When you say "It works really well, as how it should" it is far from obvious that you tested it at all. Last time I tried to use it I found that if I renamed or rearranged a root folder slightly that had 10GB in it, it would delete the entire folder from the slave (totally clogging the recycle bin), and take a week and most of my internet quota to copy the whole 10GB over again!

This is just totally unacceptable and about as far from Dropbox performance as it is possible to get. I would like to know if Synology has improved its algorithm yet but your post didn't help me to find out.

I switched to bittorrent sync, but that is still not behaving well for me. Now I am wondering whether to switch back to cloudstation but I am having trouble finding out if it has been improved or not yet.
 
... the chances of my Synology getting attacked/hacked, stolen, or burnt down is probably as likely (or more so) than having my data misappropriated or negligently handled in the cloud (plus, statistically Dropbox, and the Amazon S3 that underpins most of it, has a much higher rate of uptime, file integrity, and distributed multi-path availability than a SOHO/Consumer NAS behind a residential ISP can provide).

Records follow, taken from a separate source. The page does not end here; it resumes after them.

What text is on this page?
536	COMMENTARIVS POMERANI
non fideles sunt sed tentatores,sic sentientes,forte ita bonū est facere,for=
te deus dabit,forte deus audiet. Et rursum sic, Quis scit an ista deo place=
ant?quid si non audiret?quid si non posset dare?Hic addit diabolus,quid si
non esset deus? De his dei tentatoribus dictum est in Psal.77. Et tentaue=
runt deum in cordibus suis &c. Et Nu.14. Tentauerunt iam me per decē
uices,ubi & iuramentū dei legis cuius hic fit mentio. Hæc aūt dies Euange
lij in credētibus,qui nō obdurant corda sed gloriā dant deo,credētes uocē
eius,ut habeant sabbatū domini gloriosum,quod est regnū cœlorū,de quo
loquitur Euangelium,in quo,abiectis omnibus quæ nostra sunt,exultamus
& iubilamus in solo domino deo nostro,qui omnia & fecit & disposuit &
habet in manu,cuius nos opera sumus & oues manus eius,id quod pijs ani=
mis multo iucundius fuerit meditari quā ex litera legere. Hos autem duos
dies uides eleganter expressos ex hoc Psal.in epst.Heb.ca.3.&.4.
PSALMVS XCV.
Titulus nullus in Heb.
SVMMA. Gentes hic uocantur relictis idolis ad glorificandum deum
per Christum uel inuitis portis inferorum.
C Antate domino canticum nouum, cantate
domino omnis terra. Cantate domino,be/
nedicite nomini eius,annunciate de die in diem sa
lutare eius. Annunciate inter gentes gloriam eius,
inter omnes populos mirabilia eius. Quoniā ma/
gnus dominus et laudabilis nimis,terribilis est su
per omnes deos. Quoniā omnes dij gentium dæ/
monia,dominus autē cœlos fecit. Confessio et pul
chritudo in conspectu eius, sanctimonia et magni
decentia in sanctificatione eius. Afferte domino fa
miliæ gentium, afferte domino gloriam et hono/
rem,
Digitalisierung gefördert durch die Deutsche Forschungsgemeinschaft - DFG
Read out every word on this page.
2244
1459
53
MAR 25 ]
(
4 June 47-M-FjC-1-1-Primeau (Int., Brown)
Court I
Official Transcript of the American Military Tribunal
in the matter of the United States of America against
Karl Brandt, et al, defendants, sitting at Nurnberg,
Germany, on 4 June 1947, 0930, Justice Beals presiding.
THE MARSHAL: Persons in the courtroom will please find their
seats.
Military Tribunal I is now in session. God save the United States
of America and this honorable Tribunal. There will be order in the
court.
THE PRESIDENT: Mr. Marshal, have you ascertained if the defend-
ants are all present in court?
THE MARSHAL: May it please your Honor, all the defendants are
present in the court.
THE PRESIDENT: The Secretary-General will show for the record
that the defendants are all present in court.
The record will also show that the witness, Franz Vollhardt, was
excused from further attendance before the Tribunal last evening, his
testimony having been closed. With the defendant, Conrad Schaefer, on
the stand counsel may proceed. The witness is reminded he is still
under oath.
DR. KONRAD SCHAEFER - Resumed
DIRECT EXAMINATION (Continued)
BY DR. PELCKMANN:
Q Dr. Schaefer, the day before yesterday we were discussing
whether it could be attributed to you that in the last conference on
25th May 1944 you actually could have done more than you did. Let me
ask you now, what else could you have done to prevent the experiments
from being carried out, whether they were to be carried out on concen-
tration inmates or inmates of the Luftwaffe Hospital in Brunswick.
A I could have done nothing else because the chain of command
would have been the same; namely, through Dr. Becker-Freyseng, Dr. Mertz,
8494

I can't fully agree. The personal or SOHO NAS is not a high-viz attractive target as is Dropbox and its peers. And too, I don't have disgruntled ex-employee/ex-contractor risks. A cloud storage company I shall not name did have a huge breach, and moreover, sabotage by an ex-contractor; revenge for having his contract ended too soon to suit him. The service was out for most users for many, many days, way over a week. My greatest risk, I think, is theft of NAS and other tech grabbables in the same room. I have that covered in my backup strategy.
 
I can't fully agree. The personal or SOHO NAS is not a high-viz attractive target as is Dropbox and its peers. And too, I don't have disgruntled ex-employee/ex-contractor risks. A cloud storage company I shall not name did have a huge breach, and moreover, sabotage by an ex-contractor; revenge for having his contract ended too soon to suit him. The service was out for most users for many, many days, way over a week. My greatest risk, I think, is theft of NAS and other tech grabbables in the same room. I have that covered in my backup strategy.


You have to name that company! Come on, do you work for them, or what?